Of coarse PM Netanyahu has problems. He heads a right wing party while he himself has moved to the center-left.
Four years ago, he did his best to control his party and its policies. He strong armed Feiglin out of the list and made sure to include centrists like himself, namely Meridor and Begin, in positions of influence. But that wasn’t enough support for himself. He invited Labour into the government and appointed Ehud Barak as Defence Minister. Thus Barak got to decide what gets built and what gets demolished east of the "green line" (1949 Armistice Line, ed.).
He also appointed Yehuda Weinstein as Attorney General, despite the fact, or maybe because of it, that Weinstein was center-left. Thus Weinstein could thwart the rightist legislation emanating from Likud. In the cases where he couldn’t do it, Netanyahu himself, prevented the legislation from going ahead.
It is imperative for a right wing agenda that the anti-Israel NGO’s be reigned in.
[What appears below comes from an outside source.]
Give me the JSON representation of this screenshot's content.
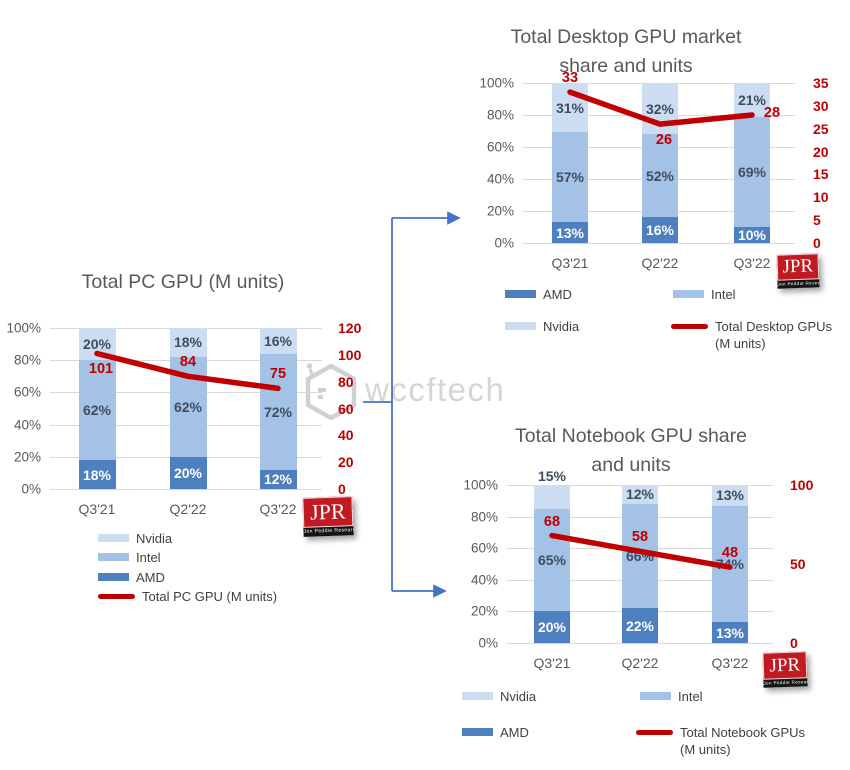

Once again Netanyahu wouldn’t let it happen.
This time around Netanyahu is arguing for a broad-based coalition. The only reason that I can discern for this is because he wants to govern from the center and not from the right. His party, much to his chagrin, has moved more to the right by nominating right-wingers to the party list. This is an anathema for him. He even threatened to punish Likud members who were settlers for their part in doing so.
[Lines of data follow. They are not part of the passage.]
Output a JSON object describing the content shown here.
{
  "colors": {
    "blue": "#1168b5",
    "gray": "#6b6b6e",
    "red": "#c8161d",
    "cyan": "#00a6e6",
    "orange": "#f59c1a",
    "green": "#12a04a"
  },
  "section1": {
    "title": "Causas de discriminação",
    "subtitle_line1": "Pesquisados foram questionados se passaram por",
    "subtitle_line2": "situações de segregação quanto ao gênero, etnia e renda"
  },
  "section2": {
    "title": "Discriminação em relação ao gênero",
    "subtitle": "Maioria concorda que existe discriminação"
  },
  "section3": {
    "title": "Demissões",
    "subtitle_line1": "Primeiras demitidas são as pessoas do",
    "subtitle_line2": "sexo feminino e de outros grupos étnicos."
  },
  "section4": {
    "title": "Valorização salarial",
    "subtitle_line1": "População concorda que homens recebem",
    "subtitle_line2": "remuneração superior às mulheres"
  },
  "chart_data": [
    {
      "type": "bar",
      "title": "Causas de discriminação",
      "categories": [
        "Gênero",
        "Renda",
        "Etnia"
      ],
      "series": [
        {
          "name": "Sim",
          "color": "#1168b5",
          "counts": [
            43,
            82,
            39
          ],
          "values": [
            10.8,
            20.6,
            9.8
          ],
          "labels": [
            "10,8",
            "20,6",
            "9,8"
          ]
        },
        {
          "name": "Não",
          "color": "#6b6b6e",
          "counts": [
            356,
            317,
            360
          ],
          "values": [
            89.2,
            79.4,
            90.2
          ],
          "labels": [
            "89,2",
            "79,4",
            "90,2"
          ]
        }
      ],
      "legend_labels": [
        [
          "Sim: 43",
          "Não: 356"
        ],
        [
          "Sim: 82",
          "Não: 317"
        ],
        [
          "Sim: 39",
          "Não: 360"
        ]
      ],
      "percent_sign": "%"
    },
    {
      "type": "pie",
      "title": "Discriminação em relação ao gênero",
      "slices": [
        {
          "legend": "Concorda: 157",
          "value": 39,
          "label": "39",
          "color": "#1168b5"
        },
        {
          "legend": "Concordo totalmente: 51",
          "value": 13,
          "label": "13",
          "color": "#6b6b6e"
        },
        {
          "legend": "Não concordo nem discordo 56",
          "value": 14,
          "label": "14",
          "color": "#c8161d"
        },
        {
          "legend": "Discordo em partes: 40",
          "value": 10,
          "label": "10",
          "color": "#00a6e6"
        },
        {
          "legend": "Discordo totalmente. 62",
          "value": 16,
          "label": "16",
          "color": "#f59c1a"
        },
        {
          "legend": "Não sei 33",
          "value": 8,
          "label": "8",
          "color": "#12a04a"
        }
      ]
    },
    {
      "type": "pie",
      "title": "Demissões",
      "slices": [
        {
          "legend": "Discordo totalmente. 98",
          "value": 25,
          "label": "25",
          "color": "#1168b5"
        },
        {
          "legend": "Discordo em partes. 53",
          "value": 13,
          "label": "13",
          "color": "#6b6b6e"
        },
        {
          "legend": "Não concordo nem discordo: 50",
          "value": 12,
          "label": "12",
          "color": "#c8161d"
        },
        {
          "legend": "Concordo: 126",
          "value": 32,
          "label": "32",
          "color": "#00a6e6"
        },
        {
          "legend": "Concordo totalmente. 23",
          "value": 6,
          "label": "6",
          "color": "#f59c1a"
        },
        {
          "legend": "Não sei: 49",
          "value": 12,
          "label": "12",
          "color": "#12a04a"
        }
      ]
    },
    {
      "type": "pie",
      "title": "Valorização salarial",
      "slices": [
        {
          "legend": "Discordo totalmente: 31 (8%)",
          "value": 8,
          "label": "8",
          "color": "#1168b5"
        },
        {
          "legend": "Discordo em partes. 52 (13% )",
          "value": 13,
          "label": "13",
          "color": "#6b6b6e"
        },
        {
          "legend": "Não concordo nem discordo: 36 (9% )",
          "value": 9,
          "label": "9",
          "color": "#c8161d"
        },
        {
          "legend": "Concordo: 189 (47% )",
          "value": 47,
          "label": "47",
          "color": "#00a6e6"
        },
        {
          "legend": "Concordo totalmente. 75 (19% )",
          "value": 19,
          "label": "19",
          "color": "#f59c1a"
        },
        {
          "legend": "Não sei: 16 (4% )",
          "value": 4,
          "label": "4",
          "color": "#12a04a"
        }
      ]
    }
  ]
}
In Canada, where I spent most of my life, the biggest political parties do their damnedest to get a majority of seats in government so that they can form a government without other parties. If they succeed, they consider that they have a mandate to govern according to their platforms. The winning party would never invite other parties to join the government to broaden the government.
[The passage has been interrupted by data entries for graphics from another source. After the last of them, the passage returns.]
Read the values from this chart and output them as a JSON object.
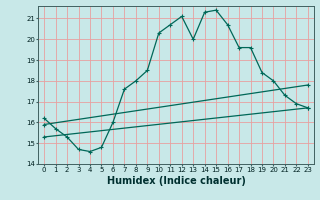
{
  "xlabel": "Humidex (Indice chaleur)",
  "background_color": "#c8e8e8",
  "grid_color": "#e8a0a0",
  "line_color": "#006858",
  "xlim": [
    -0.5,
    23.5
  ],
  "ylim": [
    14,
    21.6
  ],
  "yticks": [
    14,
    15,
    16,
    17,
    18,
    19,
    20,
    21
  ],
  "xticks": [
    0,
    1,
    2,
    3,
    4,
    5,
    6,
    7,
    8,
    9,
    10,
    11,
    12,
    13,
    14,
    15,
    16,
    17,
    18,
    19,
    20,
    21,
    22,
    23
  ],
  "line1_x": [
    0,
    1,
    2,
    3,
    4,
    5,
    6,
    7,
    8,
    9,
    10,
    11,
    12,
    13,
    14,
    15,
    16,
    17,
    18,
    19,
    20,
    21,
    22,
    23
  ],
  "line1_y": [
    16.2,
    15.7,
    15.3,
    14.7,
    14.6,
    14.8,
    16.0,
    17.6,
    18.0,
    18.5,
    20.3,
    20.7,
    21.1,
    20.0,
    21.3,
    21.4,
    20.7,
    19.6,
    19.6,
    18.4,
    18.0,
    17.3,
    16.9,
    16.7
  ],
  "line2_x": [
    0,
    23
  ],
  "line2_y": [
    15.9,
    17.8
  ],
  "line3_x": [
    0,
    23
  ],
  "line3_y": [
    15.3,
    16.7
  ],
  "xlabel_fontsize": 7,
  "tick_fontsize": 5
}
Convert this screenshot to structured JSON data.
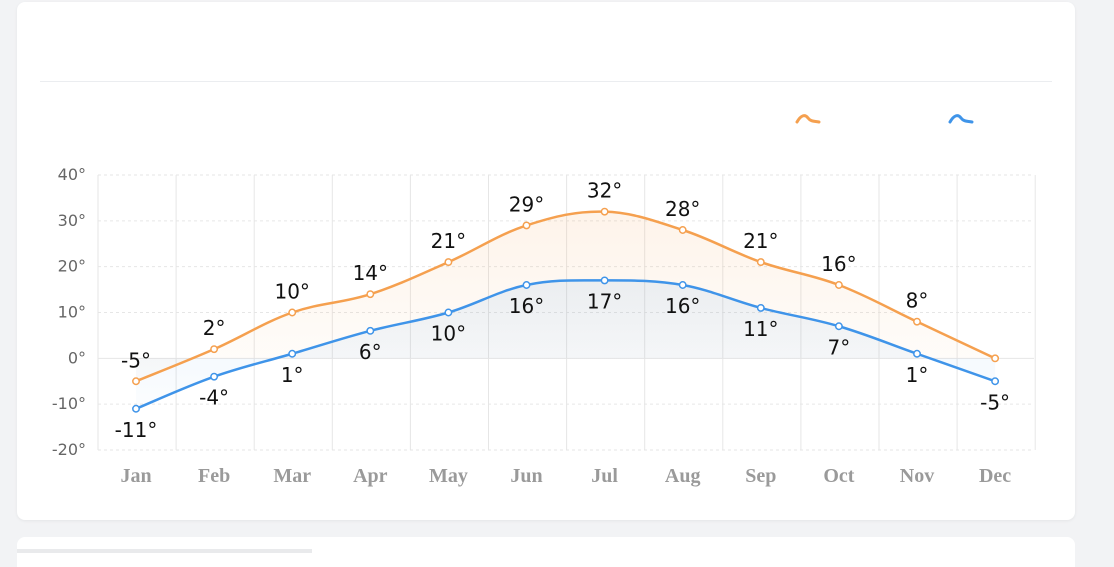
{
  "legend": {
    "high_icon": "line-marker-icon",
    "low_icon": "line-marker-icon"
  },
  "colors": {
    "high": "#f5a04f",
    "low": "#3f94e9",
    "grid": "#e6e6e6"
  },
  "chart_data": {
    "type": "line",
    "categories": [
      "Jan",
      "Feb",
      "Mar",
      "Apr",
      "May",
      "Jun",
      "Jul",
      "Aug",
      "Sep",
      "Oct",
      "Nov",
      "Dec"
    ],
    "series": [
      {
        "key": "high",
        "values": [
          -5,
          2,
          10,
          14,
          21,
          29,
          32,
          28,
          21,
          16,
          8,
          0
        ],
        "labels": [
          "-5°",
          "2°",
          "10°",
          "14°",
          "21°",
          "29°",
          "32°",
          "28°",
          "21°",
          "16°",
          "8°",
          ""
        ]
      },
      {
        "key": "low",
        "values": [
          -11,
          -4,
          1,
          6,
          10,
          16,
          17,
          16,
          11,
          7,
          1,
          -5
        ],
        "labels": [
          "-11°",
          "-4°",
          "1°",
          "6°",
          "10°",
          "16°",
          "17°",
          "16°",
          "11°",
          "7°",
          "1°",
          "-5°"
        ]
      }
    ],
    "y_ticks": [
      "40°",
      "30°",
      "20°",
      "10°",
      "0°",
      "-10°",
      "-20°"
    ],
    "y_tick_values": [
      40,
      30,
      20,
      10,
      0,
      -10,
      -20
    ],
    "ylim": [
      -20,
      40
    ],
    "grid": true,
    "smooth": true,
    "area_fill": true
  }
}
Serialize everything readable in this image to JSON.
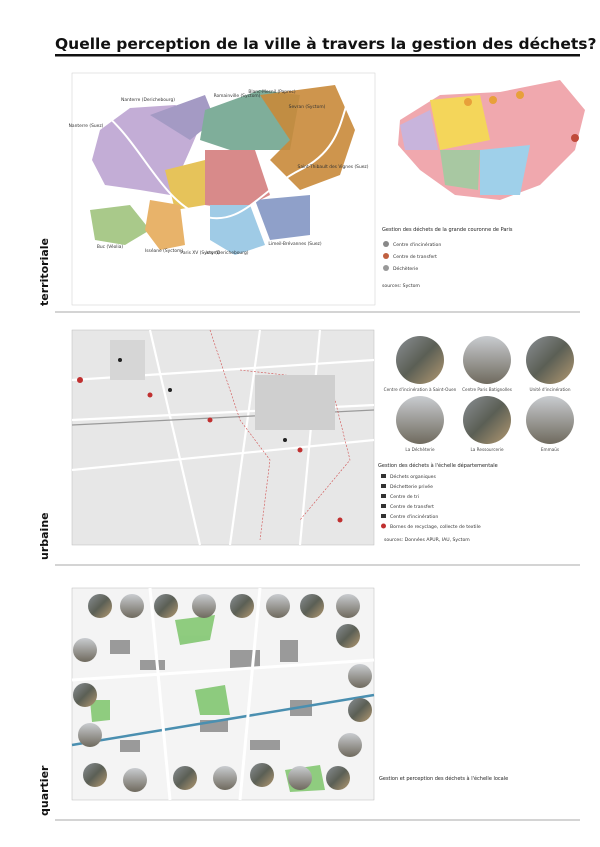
{
  "header": {
    "title": "Quelle perception de la ville à travers la gestion des déchets?"
  },
  "sections": [
    {
      "label": "territoriale",
      "pins": [
        "Nanterre (Derichebourg)",
        "Romainville (Syctom)",
        "Blanc-Mesnil (Paprec)",
        "Sevran (Syctom)",
        "Nanterre (Suez)",
        "Saint-Thibault des Vignes (Suez)",
        "Buc (Véolia)",
        "Isséane (Syctom)",
        "Paris XV (Syctom)",
        "Ivry (Derichebourg)",
        "Limeil-Brévannes (Suez)"
      ],
      "legend": {
        "title": "Gestion des déchets de la grande couronne de Paris",
        "items": [
          "Centre d'incinération",
          "Centre de transfert",
          "Déchèterie"
        ],
        "source": "sources: Syctom"
      }
    },
    {
      "label": "urbaine",
      "photos": [
        "Centre d'incinération à Saint-Ouen",
        "Centre Paris Batignolles",
        "Unité d'incinération",
        "La Déchèterie",
        "La Ressourcerie",
        "Emmaüs"
      ],
      "legend": {
        "title": "Gestion des déchets à l'échelle départementale",
        "items": [
          "Déchets organiques",
          "Déchetterie privée",
          "Centre de tri",
          "Centre de transfert",
          "Centre d'incinération",
          "Bornes de recyclage, collecte de textile"
        ],
        "source": "sources: Données APUR, IAU, Syctom"
      }
    },
    {
      "label": "quartier",
      "legend": {
        "title": "Gestion et perception des déchets à l'échelle locale"
      }
    }
  ]
}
Netanyahu, on the other hand, wants to govern with a broad coalition so he doesn’t have to govern from the right. He could, if he wanted, have a center-right government made up of Yesh Atid and Habayit Hayehudit only, but no, he wants more parties in the government to blunt their influence.
His biggest problem is that Bennett will do his best to prevent the abandonment of Judea and Samaria and from what we read, Lapid will support him in this. Together they prevent him from following in the footsteps of Sharon, Olmert and Livni. Just as they did, he wants to uproot settlements and push the peace process.
That is why he embraced Livni the first and put her in a position to advance his policies and not those of his party and certainly not those of Bennett’s party. Livni as Justice Minister is sure to bury the Levy Report so Netanyahu doesn’t have to take the rap for doing so.
This week Netanyahu has focused on smearing Bennett for abandoning the hareidi parties. But why must they be in the coalition? They aren’t Zionists. What gives them an inaliable right to be in the coalition?
So far the Likud MK’s have been silent on where Netanyahu is taking them. But they can’t be happy. Sooner or later there will be a revolt.
Jabotinsky must be turning over in his grave.